O primeiro pensamento que brota na cabeça de uma pessoa que acredita ter sentimentos por alguém do mesmo sexo é: "O que é isso?". O segundo é bem mais complicado: "Por que eu?". Não se escolhe nascer LGBT, você simplesmente nasce. Não se escolhe amar, você simplesmente ama.
Alguns podem não ter problemas na descoberta, já outros, sim. Fato é que o apoio e respeito da família e dos amigos tornam o processo mais fácil. Por outro lado, a ausência desse suporte impacta, machuca e amedronta, mas não inibe sentimentos como o da tenente-coronel Patrícia Silva Santos, 39 anos.

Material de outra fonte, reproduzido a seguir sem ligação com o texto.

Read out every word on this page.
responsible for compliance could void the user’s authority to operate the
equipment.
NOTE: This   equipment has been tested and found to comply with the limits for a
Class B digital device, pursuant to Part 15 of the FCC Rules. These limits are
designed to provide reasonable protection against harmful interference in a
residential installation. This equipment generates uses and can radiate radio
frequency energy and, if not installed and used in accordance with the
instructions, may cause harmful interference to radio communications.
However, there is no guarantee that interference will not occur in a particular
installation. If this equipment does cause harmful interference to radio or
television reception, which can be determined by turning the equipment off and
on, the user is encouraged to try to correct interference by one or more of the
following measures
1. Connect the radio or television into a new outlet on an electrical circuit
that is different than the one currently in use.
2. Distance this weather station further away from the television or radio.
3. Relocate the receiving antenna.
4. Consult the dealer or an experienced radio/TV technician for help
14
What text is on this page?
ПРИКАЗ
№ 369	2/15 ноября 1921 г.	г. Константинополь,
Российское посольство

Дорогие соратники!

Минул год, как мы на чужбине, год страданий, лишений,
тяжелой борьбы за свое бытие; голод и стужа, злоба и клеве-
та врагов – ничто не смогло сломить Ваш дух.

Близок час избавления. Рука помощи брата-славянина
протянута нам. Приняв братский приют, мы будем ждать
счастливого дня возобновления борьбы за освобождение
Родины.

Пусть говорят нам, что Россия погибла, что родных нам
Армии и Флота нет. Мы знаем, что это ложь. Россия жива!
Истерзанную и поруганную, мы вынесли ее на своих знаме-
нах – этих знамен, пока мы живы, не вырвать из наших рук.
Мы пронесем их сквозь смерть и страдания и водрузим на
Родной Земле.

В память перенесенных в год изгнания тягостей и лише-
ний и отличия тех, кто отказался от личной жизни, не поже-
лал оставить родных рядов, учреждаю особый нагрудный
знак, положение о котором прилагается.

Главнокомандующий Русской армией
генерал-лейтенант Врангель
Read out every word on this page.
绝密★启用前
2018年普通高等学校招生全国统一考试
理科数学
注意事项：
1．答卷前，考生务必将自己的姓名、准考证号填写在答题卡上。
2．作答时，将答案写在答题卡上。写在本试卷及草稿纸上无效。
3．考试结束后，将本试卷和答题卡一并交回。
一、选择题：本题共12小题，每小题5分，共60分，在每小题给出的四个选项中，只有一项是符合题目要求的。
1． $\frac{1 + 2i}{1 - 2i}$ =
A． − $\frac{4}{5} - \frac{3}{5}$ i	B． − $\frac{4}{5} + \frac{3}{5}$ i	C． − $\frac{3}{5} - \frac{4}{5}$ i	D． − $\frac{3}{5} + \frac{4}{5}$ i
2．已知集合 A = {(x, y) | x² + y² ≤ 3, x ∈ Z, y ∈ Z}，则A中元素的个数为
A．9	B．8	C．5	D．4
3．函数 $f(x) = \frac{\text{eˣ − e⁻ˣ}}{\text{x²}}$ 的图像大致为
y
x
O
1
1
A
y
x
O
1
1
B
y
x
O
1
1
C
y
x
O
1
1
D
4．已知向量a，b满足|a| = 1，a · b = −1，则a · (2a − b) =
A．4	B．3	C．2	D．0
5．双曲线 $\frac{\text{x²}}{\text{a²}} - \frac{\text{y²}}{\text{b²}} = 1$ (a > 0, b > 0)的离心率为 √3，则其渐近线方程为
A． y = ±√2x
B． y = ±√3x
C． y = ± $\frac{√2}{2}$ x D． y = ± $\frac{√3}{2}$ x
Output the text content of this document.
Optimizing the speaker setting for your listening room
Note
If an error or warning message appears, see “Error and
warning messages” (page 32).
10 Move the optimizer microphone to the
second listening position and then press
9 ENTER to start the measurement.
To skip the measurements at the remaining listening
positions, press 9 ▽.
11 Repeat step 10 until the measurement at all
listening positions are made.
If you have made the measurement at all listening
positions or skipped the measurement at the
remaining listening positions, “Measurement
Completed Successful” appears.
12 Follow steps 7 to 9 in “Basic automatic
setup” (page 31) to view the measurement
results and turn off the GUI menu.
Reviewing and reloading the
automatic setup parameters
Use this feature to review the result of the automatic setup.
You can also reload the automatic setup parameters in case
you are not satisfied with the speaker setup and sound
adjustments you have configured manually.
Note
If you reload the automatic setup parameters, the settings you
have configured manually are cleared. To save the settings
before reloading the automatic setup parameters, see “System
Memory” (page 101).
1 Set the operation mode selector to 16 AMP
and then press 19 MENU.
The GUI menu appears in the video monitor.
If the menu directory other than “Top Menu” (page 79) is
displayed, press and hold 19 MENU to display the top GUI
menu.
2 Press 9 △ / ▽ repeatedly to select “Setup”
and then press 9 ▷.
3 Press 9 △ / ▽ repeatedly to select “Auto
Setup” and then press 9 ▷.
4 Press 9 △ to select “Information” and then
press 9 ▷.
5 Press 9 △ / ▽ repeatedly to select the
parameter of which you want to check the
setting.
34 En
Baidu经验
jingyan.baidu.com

A oficial da Polícia Militar não recebeu o apoio esperado da mãe ao revelar que iria morar com sua namorada, a também policial Susane Tamanho, 42. Sua mãe ficou sem falar com sua esposa por 9 anos.
O ano em que tudo isso aconteceu foi 2007, mas a história de amor das duas oficiais começou dois anos antes, em 2005. Susane e Patrícia já haviam se cruzado pelos corredores da academia militar, mas a primeira conversa acontece em um evento esportivo, no qual foram escaladas para jogar futebol.
Era 7 de março. Daquele dia em diante, elas começaram a se relacionar. Diferentemente de Patrícia, Susane conta que sua mãe não impediu o relacionamento entre as duas, mas a falta de compreensão da sua parte era notória.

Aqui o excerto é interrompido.